La partita tra Italia e Irlanda del Nord del 26 marzo scorso, valida per le qualificazioni ai Mondiali, ha lasciato strascichi giudiziari pesanti. La polizia di Bergamo ha infatti notificato sette avvisi di garanzia con perquisizione domiciliare agli appartenenti del gruppo ultras Italia, accusati di aver terrorizzato famiglie e bambini nella curva sud dello stadio. L'operazione coordinata dalla locale Procura ha coinvolto le questure di Roma, Genova, Vicenza, Fermo, Rimini e Pesaro.

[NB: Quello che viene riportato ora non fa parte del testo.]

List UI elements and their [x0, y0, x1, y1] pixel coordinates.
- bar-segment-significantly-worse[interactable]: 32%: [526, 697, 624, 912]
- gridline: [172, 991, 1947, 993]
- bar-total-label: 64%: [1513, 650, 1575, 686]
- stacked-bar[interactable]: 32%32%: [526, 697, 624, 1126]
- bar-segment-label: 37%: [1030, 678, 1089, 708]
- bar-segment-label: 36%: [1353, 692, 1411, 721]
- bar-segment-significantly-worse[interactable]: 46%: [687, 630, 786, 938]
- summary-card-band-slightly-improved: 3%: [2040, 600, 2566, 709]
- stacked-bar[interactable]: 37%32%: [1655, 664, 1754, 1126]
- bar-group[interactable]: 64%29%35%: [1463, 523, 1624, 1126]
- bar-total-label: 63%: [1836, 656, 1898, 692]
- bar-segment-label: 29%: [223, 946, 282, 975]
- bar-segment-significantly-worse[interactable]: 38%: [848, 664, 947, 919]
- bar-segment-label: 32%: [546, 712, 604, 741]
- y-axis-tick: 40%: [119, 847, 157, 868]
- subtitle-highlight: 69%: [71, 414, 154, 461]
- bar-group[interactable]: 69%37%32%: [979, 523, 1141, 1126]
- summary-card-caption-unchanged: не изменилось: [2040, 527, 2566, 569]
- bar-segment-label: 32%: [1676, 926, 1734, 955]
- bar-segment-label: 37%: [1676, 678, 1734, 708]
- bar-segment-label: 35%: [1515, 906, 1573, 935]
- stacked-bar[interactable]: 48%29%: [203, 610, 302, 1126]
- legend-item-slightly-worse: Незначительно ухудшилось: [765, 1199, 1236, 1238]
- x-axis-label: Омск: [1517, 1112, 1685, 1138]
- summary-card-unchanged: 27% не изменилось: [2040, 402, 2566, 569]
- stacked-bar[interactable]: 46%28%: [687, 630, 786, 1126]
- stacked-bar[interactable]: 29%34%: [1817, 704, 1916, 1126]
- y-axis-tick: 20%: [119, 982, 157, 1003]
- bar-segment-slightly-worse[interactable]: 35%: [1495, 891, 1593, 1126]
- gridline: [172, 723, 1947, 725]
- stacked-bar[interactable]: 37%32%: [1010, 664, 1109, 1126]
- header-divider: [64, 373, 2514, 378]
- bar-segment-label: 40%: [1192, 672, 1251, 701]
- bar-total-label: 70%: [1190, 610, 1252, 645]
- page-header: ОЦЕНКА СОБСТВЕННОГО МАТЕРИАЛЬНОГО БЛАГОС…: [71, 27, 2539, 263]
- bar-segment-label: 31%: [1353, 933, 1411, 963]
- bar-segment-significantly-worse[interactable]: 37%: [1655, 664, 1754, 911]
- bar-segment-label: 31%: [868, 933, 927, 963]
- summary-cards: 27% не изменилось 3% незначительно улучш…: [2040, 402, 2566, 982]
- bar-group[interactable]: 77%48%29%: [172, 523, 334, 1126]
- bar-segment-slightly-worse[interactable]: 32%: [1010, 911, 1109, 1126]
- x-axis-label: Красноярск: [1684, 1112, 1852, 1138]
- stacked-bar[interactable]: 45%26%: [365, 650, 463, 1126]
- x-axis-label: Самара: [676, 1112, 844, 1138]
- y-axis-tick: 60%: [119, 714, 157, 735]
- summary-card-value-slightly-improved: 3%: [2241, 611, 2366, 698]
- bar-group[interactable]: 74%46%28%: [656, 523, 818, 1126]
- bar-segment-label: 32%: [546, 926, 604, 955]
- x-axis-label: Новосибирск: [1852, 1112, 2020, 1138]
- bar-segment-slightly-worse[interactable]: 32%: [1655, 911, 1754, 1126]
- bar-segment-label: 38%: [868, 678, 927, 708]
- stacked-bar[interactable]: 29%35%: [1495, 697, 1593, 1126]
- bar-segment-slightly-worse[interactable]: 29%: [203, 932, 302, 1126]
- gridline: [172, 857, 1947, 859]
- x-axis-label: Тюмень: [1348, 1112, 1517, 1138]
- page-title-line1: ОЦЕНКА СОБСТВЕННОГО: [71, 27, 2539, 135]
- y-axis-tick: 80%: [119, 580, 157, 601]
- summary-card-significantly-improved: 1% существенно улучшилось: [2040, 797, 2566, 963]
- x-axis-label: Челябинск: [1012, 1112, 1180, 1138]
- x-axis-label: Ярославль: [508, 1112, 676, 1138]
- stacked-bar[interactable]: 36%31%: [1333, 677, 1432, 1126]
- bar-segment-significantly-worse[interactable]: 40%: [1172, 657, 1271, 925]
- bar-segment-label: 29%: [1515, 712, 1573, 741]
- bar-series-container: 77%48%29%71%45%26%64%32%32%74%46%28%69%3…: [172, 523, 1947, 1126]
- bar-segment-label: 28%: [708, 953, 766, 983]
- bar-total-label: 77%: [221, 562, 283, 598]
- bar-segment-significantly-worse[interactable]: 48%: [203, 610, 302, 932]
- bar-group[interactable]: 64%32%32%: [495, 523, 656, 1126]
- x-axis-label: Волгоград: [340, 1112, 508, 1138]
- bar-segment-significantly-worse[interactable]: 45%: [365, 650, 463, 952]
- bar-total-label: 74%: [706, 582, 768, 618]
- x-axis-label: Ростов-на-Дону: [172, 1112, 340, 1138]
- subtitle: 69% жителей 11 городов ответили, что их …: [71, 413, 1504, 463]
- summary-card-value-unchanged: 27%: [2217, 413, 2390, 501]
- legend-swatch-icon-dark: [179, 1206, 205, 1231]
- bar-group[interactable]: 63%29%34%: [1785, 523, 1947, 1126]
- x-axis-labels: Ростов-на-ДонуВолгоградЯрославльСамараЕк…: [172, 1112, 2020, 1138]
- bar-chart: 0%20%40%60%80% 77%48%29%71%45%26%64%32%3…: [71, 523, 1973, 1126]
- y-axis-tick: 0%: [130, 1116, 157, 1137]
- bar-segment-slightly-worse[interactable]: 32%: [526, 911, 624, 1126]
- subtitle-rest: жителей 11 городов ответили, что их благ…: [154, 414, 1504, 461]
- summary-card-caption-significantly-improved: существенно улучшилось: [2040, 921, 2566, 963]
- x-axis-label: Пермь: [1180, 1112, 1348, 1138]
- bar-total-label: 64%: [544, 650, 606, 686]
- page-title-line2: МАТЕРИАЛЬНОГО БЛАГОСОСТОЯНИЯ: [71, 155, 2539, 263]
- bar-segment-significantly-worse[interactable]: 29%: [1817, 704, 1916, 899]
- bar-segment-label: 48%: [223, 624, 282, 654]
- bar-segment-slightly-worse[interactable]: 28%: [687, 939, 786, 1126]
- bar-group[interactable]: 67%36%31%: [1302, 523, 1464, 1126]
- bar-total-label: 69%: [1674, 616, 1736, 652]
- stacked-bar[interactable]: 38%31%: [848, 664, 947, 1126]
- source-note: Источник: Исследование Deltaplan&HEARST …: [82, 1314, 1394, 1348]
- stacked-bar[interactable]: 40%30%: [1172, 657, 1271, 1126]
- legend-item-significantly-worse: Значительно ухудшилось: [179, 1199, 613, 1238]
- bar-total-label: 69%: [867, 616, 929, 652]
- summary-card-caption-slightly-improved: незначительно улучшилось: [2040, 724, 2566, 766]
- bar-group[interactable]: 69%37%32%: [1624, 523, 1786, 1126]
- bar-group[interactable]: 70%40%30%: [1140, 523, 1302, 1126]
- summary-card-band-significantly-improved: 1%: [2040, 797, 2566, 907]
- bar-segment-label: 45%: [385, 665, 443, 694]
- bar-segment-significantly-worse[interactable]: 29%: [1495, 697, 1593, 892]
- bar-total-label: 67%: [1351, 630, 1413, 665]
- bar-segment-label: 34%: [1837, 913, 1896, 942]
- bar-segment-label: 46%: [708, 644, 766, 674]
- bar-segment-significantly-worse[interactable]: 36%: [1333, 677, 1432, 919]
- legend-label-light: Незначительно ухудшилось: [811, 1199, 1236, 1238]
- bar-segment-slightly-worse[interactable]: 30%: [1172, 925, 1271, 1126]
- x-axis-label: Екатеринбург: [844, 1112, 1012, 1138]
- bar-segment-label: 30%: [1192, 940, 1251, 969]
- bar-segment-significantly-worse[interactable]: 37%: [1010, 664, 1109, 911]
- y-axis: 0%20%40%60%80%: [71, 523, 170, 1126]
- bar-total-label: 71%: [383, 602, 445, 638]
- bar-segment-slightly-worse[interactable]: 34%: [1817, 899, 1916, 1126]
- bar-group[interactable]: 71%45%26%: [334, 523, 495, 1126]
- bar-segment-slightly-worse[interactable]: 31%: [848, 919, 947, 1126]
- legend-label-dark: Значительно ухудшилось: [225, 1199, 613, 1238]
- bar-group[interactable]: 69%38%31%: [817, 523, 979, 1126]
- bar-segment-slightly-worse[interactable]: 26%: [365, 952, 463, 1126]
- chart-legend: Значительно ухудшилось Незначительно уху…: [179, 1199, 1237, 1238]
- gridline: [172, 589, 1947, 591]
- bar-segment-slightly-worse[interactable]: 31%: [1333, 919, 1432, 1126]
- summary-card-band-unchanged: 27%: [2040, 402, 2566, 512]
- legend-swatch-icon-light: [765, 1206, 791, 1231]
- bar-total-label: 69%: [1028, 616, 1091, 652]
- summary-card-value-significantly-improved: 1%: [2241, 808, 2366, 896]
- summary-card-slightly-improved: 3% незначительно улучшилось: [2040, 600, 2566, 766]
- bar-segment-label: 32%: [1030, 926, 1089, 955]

La dinamica delle intimidazioni nella curva sud
Secondo quanto ricostruito dagli investigatori, il centinaio di supporter del cartello ultras Italia si è radunato a Bergamo per assistere alla partita. Una volta entrati nella curva sud, hanno occupato con prepotenza la parte centrale del settore, dove già sedevano famiglie e tifosi comuni. Con atteggiamento minaccioso e sfruttando la forza del gruppo, hanno costretto i legittimi occupanti ad abbandonare i posti e a spostarsi altrove. Le immagini di videosorveglianza e le testimonianze raccolte hanno confermato un clima di tensione e paura diffusa.
Le accuse: violenza privata aggravata e superamento delle barriere
I sette indagati sono ritenuti responsabili di aver organizzato e messo in atto l'azione intimidatoria. Per questo rispondono di violenza privata aggravata. Uno di loro è stato inoltre denunciato per aver fatto ingresso allo stadio senza biglietto, superando indebitamente le barriere di controllo accodandosi a un altro tifoso. Alcuni degli indagati sono già noti alle forze dell'ordine per la militanza in tifoserie di club e risultano già colpiti da Daspo.
Il profilo del gruppo ultras Italia e le implicazioni
Il gruppo ultras Italia, che si autodefinisce anche "I ragazzi con i tricolori" per le bandiere italiane che espongono, è caratterizzato da un'impostazione ideologica di estrema destra. L'azione di Bergamo non è un episodio isolato, ma si inserisce in un contesto di recrudescenza della violenza negli stadi. La polizia sottolinea che, oltre alle misure penali, per tutti gli indagati sono stati avviati i procedimenti per l'emissione del Daspo, il divieto di accesso alle manifestazioni sportive.
L'indagine è ancora in corso e gli inquirenti non escludono sviluppi ulteriori. L'obiettivo è prevenire simili episodi in futuro, garantendo la sicurezza dei tifosi che vogliono assistere alle partite in tranquillità. La partita in sé, vinta dall'Italia per 2 a 0, è passata in secondo piano di fronte alla gravità dei fatti.